Continuum processing is usually conducted with the complex Correlator Chains formed of only a 'head' and 'tail' block (see Figure 12) for a total of 32 lags (with validity per lag) per channel per baseline. Typically, a single Correlator Board is configured to process all baselines of cross-correlation and the corresponding station auto-correlations for one or more channels. Table 7 shows the 32-lag continuum processing capabilities for modes using 1, 2 or 4 correlator 'slices' for both single and dual-polarization processing; channel data rates may be up to 32 Msample/sec (64 Mb/sec) in each case.
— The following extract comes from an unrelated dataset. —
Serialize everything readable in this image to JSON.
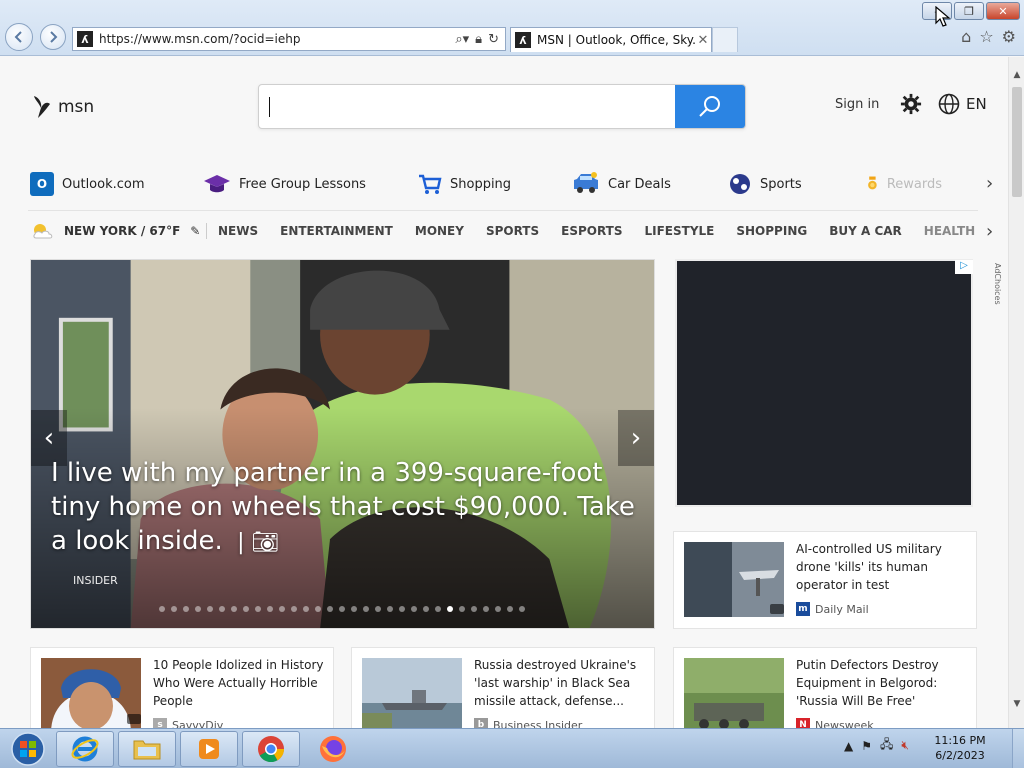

Integration periods may be specified from ~100 msec to ~10 seconds depending on the field of view desired and, in some cases, Ethernet data capacity between Correlator Crate VME computers and the Control Computer.

| #Slices |                   | Ca    | Comments   |                   |                                               |
|---------|-------------------|-------|------------|-------------------|-----------------------------------------------|
|         | Polar-<br>ization | #stns | #baselines | #chns/<br>station |                                               |
| 4       | Single            | 16    | 120        | 16                | Complete 16-station<br>processing w/auto-corr |
| 2       | Single            | 11    | 55         | 16                | Complete 11-station<br>processing w/auto-corr |
| 1       | Single            | 8     | 28         | 16                | Complete 8-station<br>processing w/auto-corr  |
| 4       | Dual              | 16    | 120        | 4                 | Full dual-pol processing with w/auto-corr     |
| 2       | Dual              | 11    | 55         | 4                 | Full dual-pol processing with w/auto-corr     |
| 1       | Dual              | 8     | 28         | 4                 | Full dual-pol processing with w/auto-corr     |

Table 7: Correlator capability for 32-lag (with sample-count/lag) continuum processing

Note that with a full complement of 16 PBU's and Station Units, for example, two independent 8-station continuum experiments may be processed in simultaneous processing 'streams'. Data recorded at sample rates <16 Msample/sec may, of course, be reproduced at rates up to 32 Msample/sec, depending on the capabilities of the PBU.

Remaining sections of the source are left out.